États-UnisProcès d’un «Beatle» de l’EI: la parole aux proches d’un journaliste tué
Les parents de James Foley, exécuté par l’EI en Syrie, ont témoigné lundi au procès d’El Shafee el-Sheikh.
Les proches du journaliste américain James Foley, exécuté en 2014 en Syrie, ont confié lundi, au procès d’un de ses ravisseurs présumés, comment ils avaient d’abord pris pour une «blague cruelle» la vidéo mettant en scène sa décapitation, avant qu’elle ne leur «brûle le cerveau».
«Je ne voulais pas y croire, c’était juste trop horrible», a déclaré sa mère, Diane Foley, au quatrième jour du procès, près de Washington, d’El Shafee el-Sheikh, un djihadiste du groupe État islamique (EI).
Cet homme de 33 ans, déchu de sa nationalité britannique, est accusé d’avoir fait partie d’un groupe de gardiens particulièrement cruels surnommés les «Beatles» par leurs prisonniers en raison de leur accent anglais.
James Foley, un photographe indépendant, fait partie de leurs victimes. En octobre 2012, il s’était envolé pour couvrir le conflit syrien, promettant à sa famille de rentrer pour Noël. Ses proches ont commencé à s’inquiéter en novembre: «James nous appelait toujours pour la fête» de Thanksgiving, très populaire aux États-Unis. Et là, il y a eu «un silence assourdissant», a expliqué sa mère.
Peu après, un collègue de James leur a annoncé qu’il avait été enlevé, en même temps que le reporter britannique John Cantlie. S’en sont suivis neuf mois sans savoir s’il était «en vie ou pas», une angoisse finalement levée par un email des ravisseurs.
«Ridicules»
Malgré ces échanges, les djihadistes n’ont jamais négocié sérieusement, selon son frère Michael Foley, lui aussi appelé à la barre des témoins. Un jour, ils ont réclamé à la famille de «faire pression sur le gouvernement des États-Unis pour qu’il libère des prisonniers musulmans». Un autre, ils ont exigé une rançon de 100 millions de dollars, a-t-il expliqué. Ces requêtes étaient «ridicules»: «On n’avait aucune chance de les satisfaire.»

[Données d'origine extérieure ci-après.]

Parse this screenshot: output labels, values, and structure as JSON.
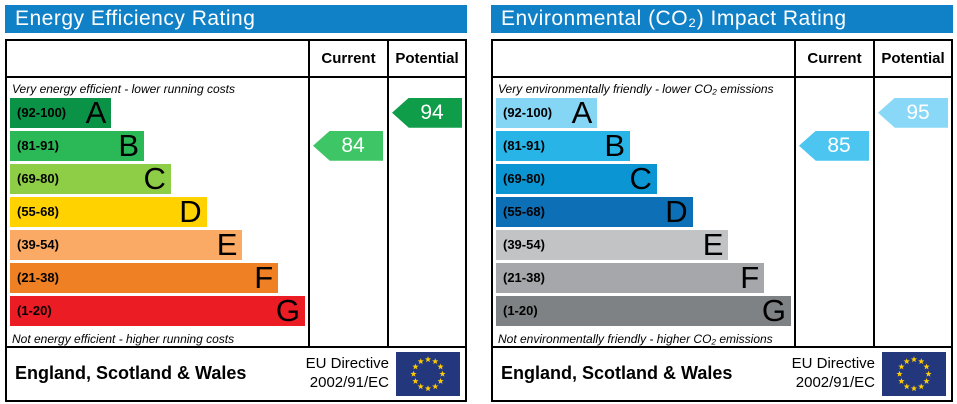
{
  "panels": [
    {
      "title": "Energy Efficiency Rating",
      "columns": {
        "current": "Current",
        "potential": "Potential"
      },
      "top_note": "Very energy efficient - lower running costs",
      "bottom_note": "Not energy efficient - higher running costs",
      "bands": [
        {
          "range": "(92-100)",
          "letter": "A",
          "color": "#0a9246",
          "width_pct": 34
        },
        {
          "range": "(81-91)",
          "letter": "B",
          "color": "#2bb857",
          "width_pct": 45
        },
        {
          "range": "(69-80)",
          "letter": "C",
          "color": "#8ece46",
          "width_pct": 54
        },
        {
          "range": "(55-68)",
          "letter": "D",
          "color": "#ffd200",
          "width_pct": 66
        },
        {
          "range": "(39-54)",
          "letter": "E",
          "color": "#faaa64",
          "width_pct": 78
        },
        {
          "range": "(21-38)",
          "letter": "F",
          "color": "#ef8023",
          "width_pct": 90
        },
        {
          "range": "(1-20)",
          "letter": "G",
          "color": "#ec1c24",
          "width_pct": 99
        }
      ],
      "current": {
        "value": "84",
        "band_index": 1,
        "color": "#3ec666"
      },
      "potential": {
        "value": "94",
        "band_index": 0,
        "color": "#0f9d49"
      },
      "footer": {
        "region": "England, Scotland & Wales",
        "directive_line1": "EU Directive",
        "directive_line2": "2002/91/EC"
      }
    },
    {
      "title": "Environmental (CO₂) Impact Rating",
      "columns": {
        "current": "Current",
        "potential": "Potential"
      },
      "top_note": "Very environmentally friendly - lower CO₂ emissions",
      "bottom_note": "Not environmentally friendly - higher CO₂ emissions",
      "bands": [
        {
          "range": "(92-100)",
          "letter": "A",
          "color": "#85d5f5",
          "width_pct": 34
        },
        {
          "range": "(81-91)",
          "letter": "B",
          "color": "#29b4e8",
          "width_pct": 45
        },
        {
          "range": "(69-80)",
          "letter": "C",
          "color": "#0b95d3",
          "width_pct": 54
        },
        {
          "range": "(55-68)",
          "letter": "D",
          "color": "#0d6fb5",
          "width_pct": 66
        },
        {
          "range": "(39-54)",
          "letter": "E",
          "color": "#c2c3c5",
          "width_pct": 78
        },
        {
          "range": "(21-38)",
          "letter": "F",
          "color": "#a6a7aa",
          "width_pct": 90
        },
        {
          "range": "(1-20)",
          "letter": "G",
          "color": "#7f8284",
          "width_pct": 99
        }
      ],
      "current": {
        "value": "85",
        "band_index": 1,
        "color": "#4cc5f1"
      },
      "potential": {
        "value": "95",
        "band_index": 0,
        "color": "#8ad8f7"
      },
      "footer": {
        "region": "England, Scotland & Wales",
        "directive_line1": "EU Directive",
        "directive_line2": "2002/91/EC"
      }
    }
  ],
  "colors": {
    "header_bar": "#1080c7",
    "border": "#000000",
    "eu_flag_blue": "#23377d",
    "eu_flag_star": "#ffcc00"
  },
  "chart_data": [
    {
      "type": "bar",
      "title": "Energy Efficiency Rating",
      "categories": [
        "A (92-100)",
        "B (81-91)",
        "C (69-80)",
        "D (55-68)",
        "E (39-54)",
        "F (21-38)",
        "G (1-20)"
      ],
      "values": [
        34,
        45,
        54,
        66,
        78,
        90,
        99
      ],
      "values_unit": "band bar length, % of chart column width",
      "current_rating": 84,
      "current_band": "B",
      "potential_rating": 94,
      "potential_band": "A",
      "top_annotation": "Very energy efficient - lower running costs",
      "bottom_annotation": "Not energy efficient - higher running costs",
      "footer": "England, Scotland & Wales — EU Directive 2002/91/EC"
    },
    {
      "type": "bar",
      "title": "Environmental (CO₂) Impact Rating",
      "categories": [
        "A (92-100)",
        "B (81-91)",
        "C (69-80)",
        "D (55-68)",
        "E (39-54)",
        "F (21-38)",
        "G (1-20)"
      ],
      "values": [
        34,
        45,
        54,
        66,
        78,
        90,
        99
      ],
      "values_unit": "band bar length, % of chart column width",
      "current_rating": 85,
      "current_band": "B",
      "potential_rating": 95,
      "potential_band": "A",
      "top_annotation": "Very environmentally friendly - lower CO₂ emissions",
      "bottom_annotation": "Not environmentally friendly - higher CO₂ emissions",
      "footer": "England, Scotland & Wales — EU Directive 2002/91/EC"
    }
  ]
}
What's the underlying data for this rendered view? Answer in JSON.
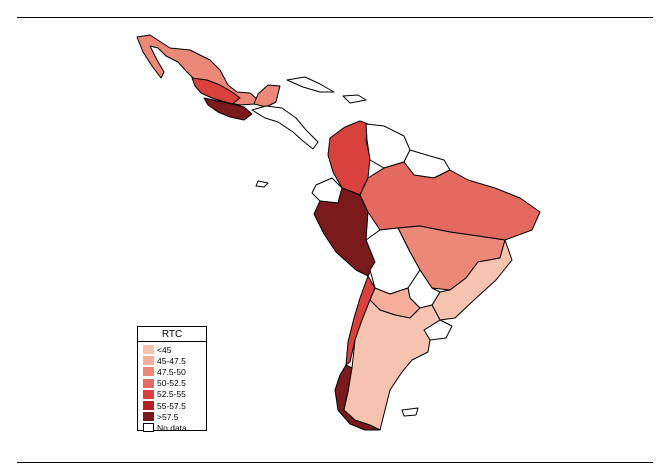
{
  "palette": {
    "lt45": "#f7c3b1",
    "b45_47_5": "#f4ae9a",
    "b47_5_50": "#ec8878",
    "b50_52_5": "#e46a5f",
    "b52_5_55": "#d9413c",
    "b55_57_5": "#b81f24",
    "gt57_5": "#7a1a1c",
    "nodata": "#ffffff"
  },
  "legend": {
    "title": "RTC",
    "items": [
      {
        "label": "<45",
        "color": "#f7c3b1"
      },
      {
        "label": "45-47.5",
        "color": "#f4ae9a"
      },
      {
        "label": "47.5-50",
        "color": "#ec8878"
      },
      {
        "label": "50-52.5",
        "color": "#e46a5f"
      },
      {
        "label": "52.5-55",
        "color": "#d9413c"
      },
      {
        "label": "55-57.5",
        "color": "#b81f24"
      },
      {
        "label": ">57.5",
        "color": "#7a1a1c"
      },
      {
        "label": "No data",
        "color": "nodata"
      }
    ]
  },
  "regions": {
    "mexico": "47.5-50",
    "central-mexico": "52.5-55",
    "southern-mexico": ">57.5",
    "yucatan": "47.5-50",
    "central-america": "No data",
    "cuba": "No data",
    "colombia": "52.5-55",
    "venezuela": "No data",
    "guianas": "No data",
    "ecuador": "No data",
    "peru": ">57.5",
    "brazil-north": "50-52.5",
    "brazil-central": "47.5-50",
    "brazil-south": "<45",
    "bolivia": "No data",
    "paraguay": "No data",
    "uruguay": "No data",
    "chile": "52.5-55",
    "southern-chile": ">57.5",
    "argentina": "<45",
    "argentina-north": "45-47.5"
  }
}
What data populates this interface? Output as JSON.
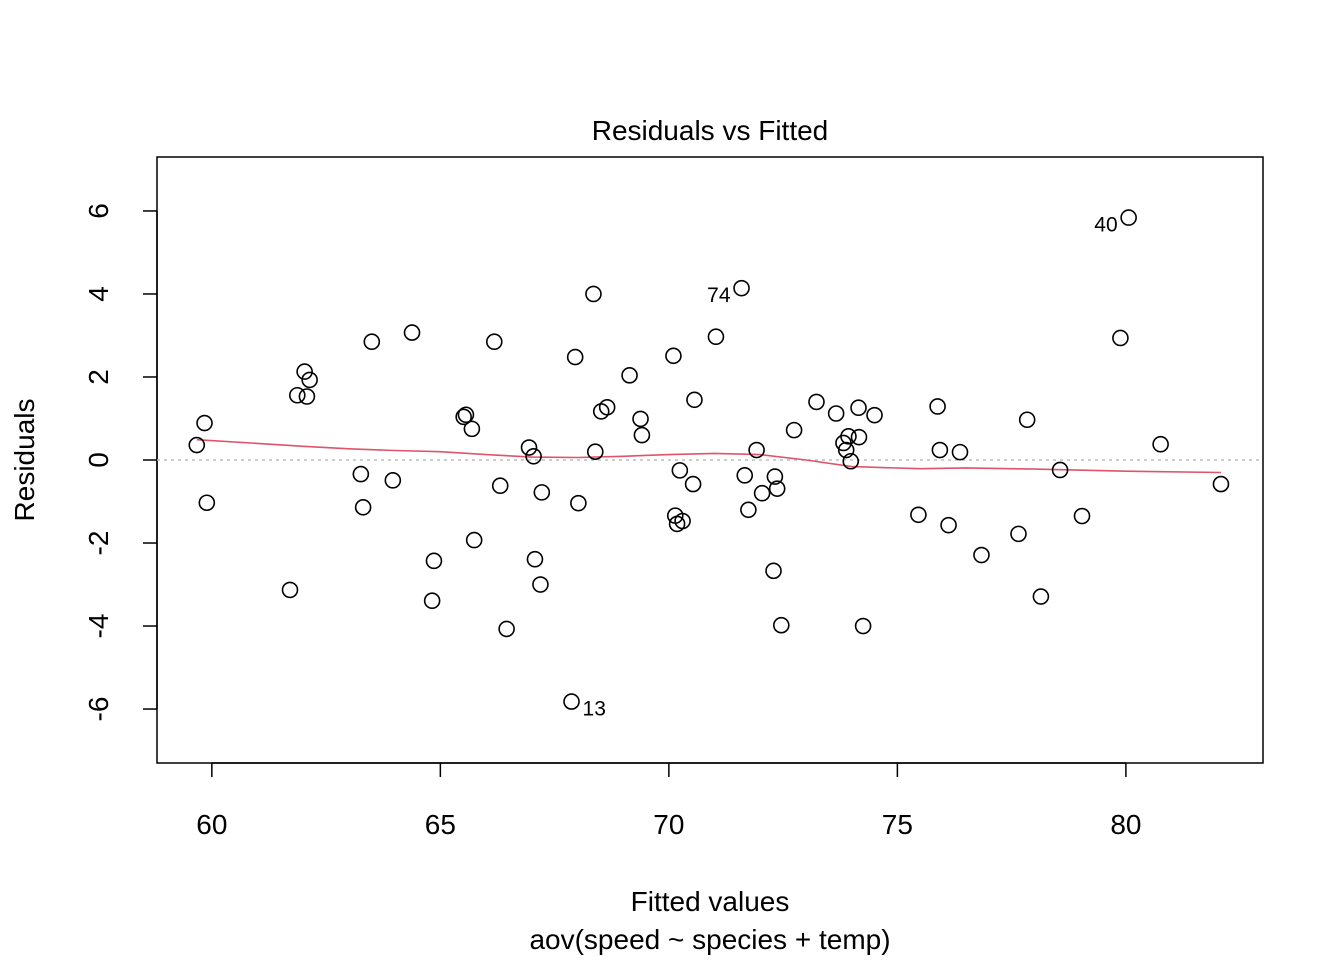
{
  "chart_data": {
    "type": "scatter",
    "title": "Residuals vs Fitted",
    "xlabel": "Fitted values",
    "subtitle": "aov(speed ~ species + temp)",
    "ylabel": "Residuals",
    "xlim": [
      58.8,
      83.0
    ],
    "ylim": [
      -7.3,
      7.3
    ],
    "xticks": [
      60,
      65,
      70,
      75,
      80
    ],
    "yticks": [
      -6,
      -4,
      -2,
      0,
      2,
      4,
      6
    ],
    "grid": false,
    "reference_line": {
      "y": 0,
      "style": "dotted",
      "color": "#bebebe"
    },
    "point_color": "#000000",
    "smooth_color": "#df536b",
    "points": [
      {
        "x": 59.67,
        "y": 0.36
      },
      {
        "x": 59.84,
        "y": 0.89
      },
      {
        "x": 59.89,
        "y": -1.03
      },
      {
        "x": 61.71,
        "y": -3.13
      },
      {
        "x": 61.87,
        "y": 1.56
      },
      {
        "x": 62.03,
        "y": 2.13
      },
      {
        "x": 62.08,
        "y": 1.53
      },
      {
        "x": 62.14,
        "y": 1.93
      },
      {
        "x": 63.26,
        "y": -0.34
      },
      {
        "x": 63.31,
        "y": -1.14
      },
      {
        "x": 63.5,
        "y": 2.85
      },
      {
        "x": 63.96,
        "y": -0.49
      },
      {
        "x": 64.38,
        "y": 3.07
      },
      {
        "x": 64.82,
        "y": -3.39
      },
      {
        "x": 64.86,
        "y": -2.43
      },
      {
        "x": 65.51,
        "y": 1.04
      },
      {
        "x": 65.56,
        "y": 1.09
      },
      {
        "x": 65.69,
        "y": 0.75
      },
      {
        "x": 65.74,
        "y": -1.93
      },
      {
        "x": 66.18,
        "y": 2.85
      },
      {
        "x": 66.31,
        "y": -0.62
      },
      {
        "x": 66.45,
        "y": -4.07
      },
      {
        "x": 66.94,
        "y": 0.3
      },
      {
        "x": 67.04,
        "y": 0.09
      },
      {
        "x": 67.07,
        "y": -2.39
      },
      {
        "x": 67.19,
        "y": -3.0
      },
      {
        "x": 67.22,
        "y": -0.78
      },
      {
        "x": 67.87,
        "y": -5.82,
        "label": "13"
      },
      {
        "x": 67.95,
        "y": 2.48
      },
      {
        "x": 68.02,
        "y": -1.04
      },
      {
        "x": 68.35,
        "y": 4.0
      },
      {
        "x": 68.39,
        "y": 0.2
      },
      {
        "x": 68.52,
        "y": 1.17
      },
      {
        "x": 68.65,
        "y": 1.27
      },
      {
        "x": 69.14,
        "y": 2.04
      },
      {
        "x": 69.38,
        "y": 0.99
      },
      {
        "x": 69.41,
        "y": 0.6
      },
      {
        "x": 70.1,
        "y": 2.51
      },
      {
        "x": 70.14,
        "y": -1.34
      },
      {
        "x": 70.18,
        "y": -1.54
      },
      {
        "x": 70.24,
        "y": -0.25
      },
      {
        "x": 70.3,
        "y": -1.47
      },
      {
        "x": 70.53,
        "y": -0.58
      },
      {
        "x": 70.56,
        "y": 1.45
      },
      {
        "x": 71.03,
        "y": 2.97
      },
      {
        "x": 71.59,
        "y": 4.14,
        "label": "74"
      },
      {
        "x": 71.66,
        "y": -0.37
      },
      {
        "x": 71.74,
        "y": -1.2
      },
      {
        "x": 71.92,
        "y": 0.24
      },
      {
        "x": 72.04,
        "y": -0.8
      },
      {
        "x": 72.29,
        "y": -2.67
      },
      {
        "x": 72.32,
        "y": -0.4
      },
      {
        "x": 72.37,
        "y": -0.69
      },
      {
        "x": 72.46,
        "y": -3.98
      },
      {
        "x": 72.74,
        "y": 0.72
      },
      {
        "x": 73.23,
        "y": 1.4
      },
      {
        "x": 73.66,
        "y": 1.12
      },
      {
        "x": 73.82,
        "y": 0.41
      },
      {
        "x": 73.88,
        "y": 0.24
      },
      {
        "x": 73.93,
        "y": 0.57
      },
      {
        "x": 73.98,
        "y": -0.03
      },
      {
        "x": 74.15,
        "y": 1.26
      },
      {
        "x": 74.16,
        "y": 0.55
      },
      {
        "x": 74.25,
        "y": -4.0
      },
      {
        "x": 74.5,
        "y": 1.08
      },
      {
        "x": 75.46,
        "y": -1.32
      },
      {
        "x": 75.88,
        "y": 1.29
      },
      {
        "x": 75.93,
        "y": 0.24
      },
      {
        "x": 76.12,
        "y": -1.57
      },
      {
        "x": 76.37,
        "y": 0.19
      },
      {
        "x": 76.84,
        "y": -2.29
      },
      {
        "x": 77.65,
        "y": -1.78
      },
      {
        "x": 77.84,
        "y": 0.97
      },
      {
        "x": 78.14,
        "y": -3.29
      },
      {
        "x": 78.56,
        "y": -0.24
      },
      {
        "x": 79.04,
        "y": -1.35
      },
      {
        "x": 79.88,
        "y": 2.94
      },
      {
        "x": 80.06,
        "y": 5.84,
        "label": "40"
      },
      {
        "x": 80.76,
        "y": 0.38
      },
      {
        "x": 82.08,
        "y": -0.58
      }
    ],
    "smooth": [
      {
        "x": 59.67,
        "y": 0.49
      },
      {
        "x": 61.0,
        "y": 0.4
      },
      {
        "x": 62.0,
        "y": 0.33
      },
      {
        "x": 63.0,
        "y": 0.27
      },
      {
        "x": 64.0,
        "y": 0.23
      },
      {
        "x": 65.0,
        "y": 0.2
      },
      {
        "x": 66.0,
        "y": 0.13
      },
      {
        "x": 67.0,
        "y": 0.07
      },
      {
        "x": 68.0,
        "y": 0.06
      },
      {
        "x": 69.0,
        "y": 0.09
      },
      {
        "x": 70.0,
        "y": 0.13
      },
      {
        "x": 71.0,
        "y": 0.16
      },
      {
        "x": 72.0,
        "y": 0.13
      },
      {
        "x": 73.0,
        "y": 0.0
      },
      {
        "x": 74.0,
        "y": -0.16
      },
      {
        "x": 75.5,
        "y": -0.21
      },
      {
        "x": 76.5,
        "y": -0.19
      },
      {
        "x": 78.0,
        "y": -0.22
      },
      {
        "x": 80.0,
        "y": -0.27
      },
      {
        "x": 82.08,
        "y": -0.3
      }
    ]
  }
}
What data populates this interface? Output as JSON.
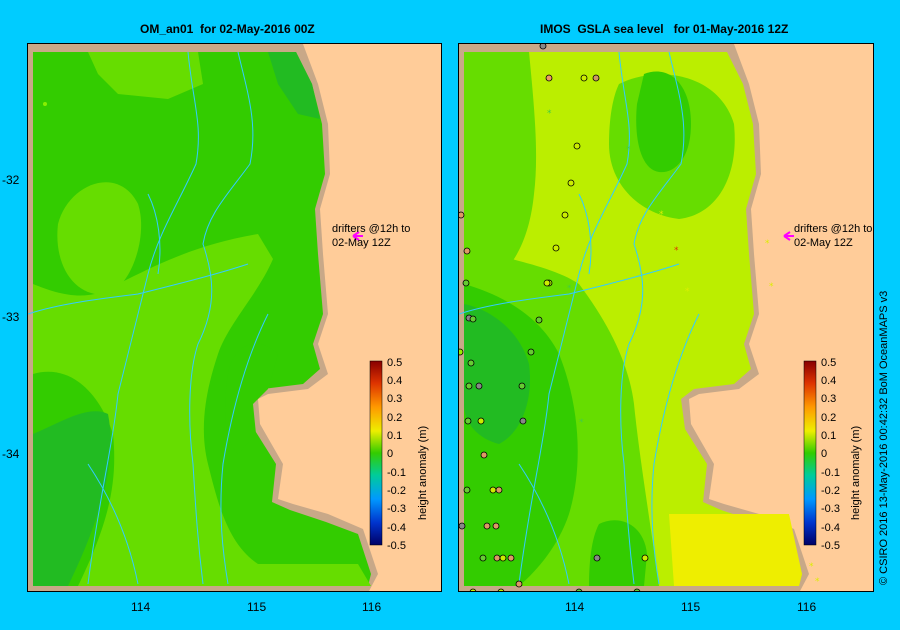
{
  "left_panel": {
    "title": "OM_an01  for 02-May-2016 00Z",
    "drifter_label_line1": "drifters @12h to",
    "drifter_label_line2": "02-May 12Z"
  },
  "right_panel": {
    "title": "IMOS  GSLA sea level   for 01-May-2016 12Z",
    "drifter_label_line1": "drifters @12h to",
    "drifter_label_line2": "02-May 12Z"
  },
  "y_axis_labels": [
    "-32",
    "-33",
    "-34"
  ],
  "x_axis_labels": [
    "114",
    "115",
    "116",
    "114",
    "115",
    "116"
  ],
  "colorbar": {
    "label": "height anomaly  (m)",
    "ticks": [
      "0.5",
      "0.4",
      "0.3",
      "0.2",
      "0.1",
      "0",
      "-0.1",
      "-0.2",
      "-0.3",
      "-0.4",
      "-0.5"
    ]
  },
  "credit": "© CSIRO 2016   13-May-2016 00:42:32  BoM OceanMAPS v3",
  "colors": {
    "background": "#00ccff",
    "land": "#ffcc99",
    "coast": "#c8a888",
    "green_mid": "#33cc00",
    "green_light": "#66dd00",
    "green_dark": "#22bb22",
    "yellow_green": "#bbee00",
    "yellow": "#eeee00",
    "drifter_arrow": "#ff00ff"
  }
}
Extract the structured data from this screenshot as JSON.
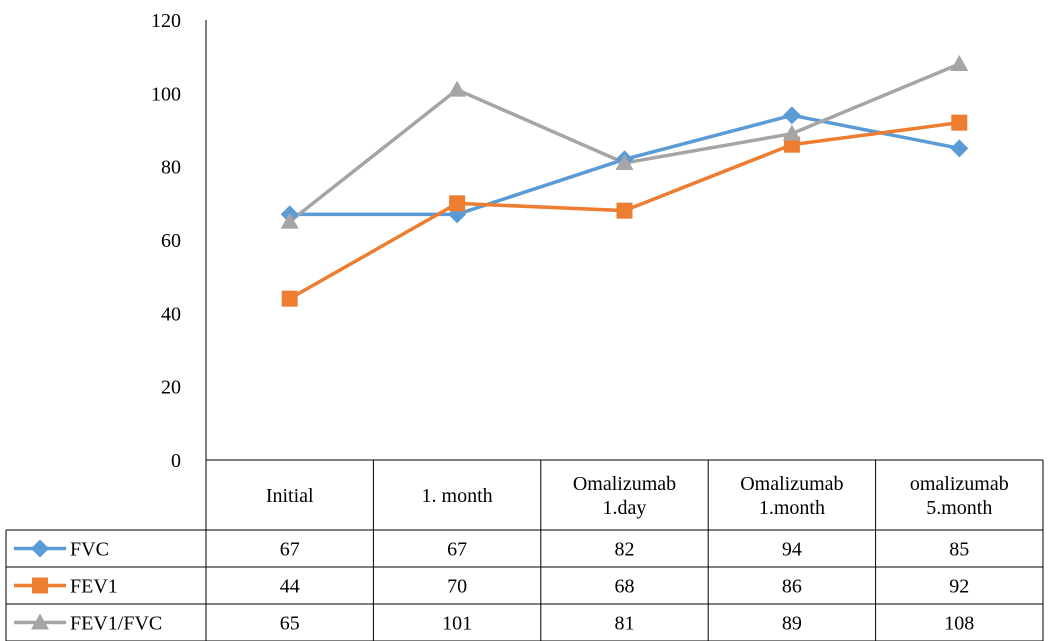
{
  "chart_data": {
    "type": "line",
    "title": "",
    "xlabel": "",
    "ylabel": "",
    "ylim": [
      0,
      120
    ],
    "yticks": [
      0,
      20,
      40,
      60,
      80,
      100,
      120
    ],
    "grid": false,
    "legend": "data-table",
    "categories": [
      [
        "Initial"
      ],
      [
        "1. month"
      ],
      [
        "Omalizumab",
        "1.day"
      ],
      [
        "Omalizumab",
        "1.month"
      ],
      [
        "omalizumab",
        "5.month"
      ]
    ],
    "series": [
      {
        "name": "FVC",
        "color": "#5B9BD5",
        "marker": "diamond",
        "values": [
          67,
          67,
          82,
          94,
          85
        ]
      },
      {
        "name": "FEV1",
        "color": "#ED7D31",
        "marker": "square",
        "values": [
          44,
          70,
          68,
          86,
          92
        ]
      },
      {
        "name": "FEV1/FVC",
        "color": "#A5A5A5",
        "marker": "triangle",
        "values": [
          65,
          101,
          81,
          89,
          108
        ]
      }
    ]
  }
}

En décembre 2013, la communication est coupée. La famille attendra huit longs mois avant que n’arrive un nouveau message, particulièrement inquiétant. Il annonce que James Foley va être exécuté en «représailles» aux bombardements américains contre les forces de l’EI.
Sept jours plus tard, une vidéo le montrant en tenue orange de prisonnier à côté d’un homme vêtu de noir, encagoulé et armé d’un couteau de boucher, est publiée sur internet. On y voit aussi, après quelques minutes, son corps sans tête.
Informé par un journaliste, Michael Foley l’a regardée «une ou deux fois». «Je ne l’ai pas revue depuis, mais elle continue de me brûler le cerveau.» Au début, sa mère n’y croit pas. Cela ressemblait à «une blague cruelle». Il faudra l’intervention du président Barack Obama à la télévision pour qu’elle réalise qu’il s’agit bien de la réalité.
«L’inverse»
Dans la foulée, son bourreau, surnommé «Jihadi John», exécutera plusieurs autres otages américains, britanniques et japonais face à la caméra. Une quinzaine d’Européens seront en revanche relâchés contre le paiement de rançons. Des analyses vocales l’identifieront comme Mohammed Emwazi. En 2015, il est tué dans une attaque à la bombe, menée par un drone américain.
En janvier 2018, les forces kurdes syriennes arrêtent El Shafee el-Sheikh et Alexanda Kotey, soupçonnés de faire aussi partie des «Beatles». En 2019, ils sont remis aux forces américaines et transférés en Irak.
Diane Foley se bat alors pour que les deux hommes soient jugés aux États-Unis, devant un tribunal civil, et non pas envoyés sur la base militaire de Guantanamo. En septembre 2020, ils sont finalement transférés sur le sol américain.
Depuis, Alexanda Kotey a plaidé coupable. El Shafee el-Sheikh assure, lui, ne pas avoir été un «Beatle». Malgré cette ligne de défense «surprenante», Diane Foley s’est dite satisfaite qu’il ait droit à un procès. «Nous devons montrer que nous sommes différents» des djihadistes, a-t-elle dit à l’AFP la semaine dernière. «James était innocent, il n’y a pas eu de justice pour lui, mais il est très important que nous fassions l’inverse.»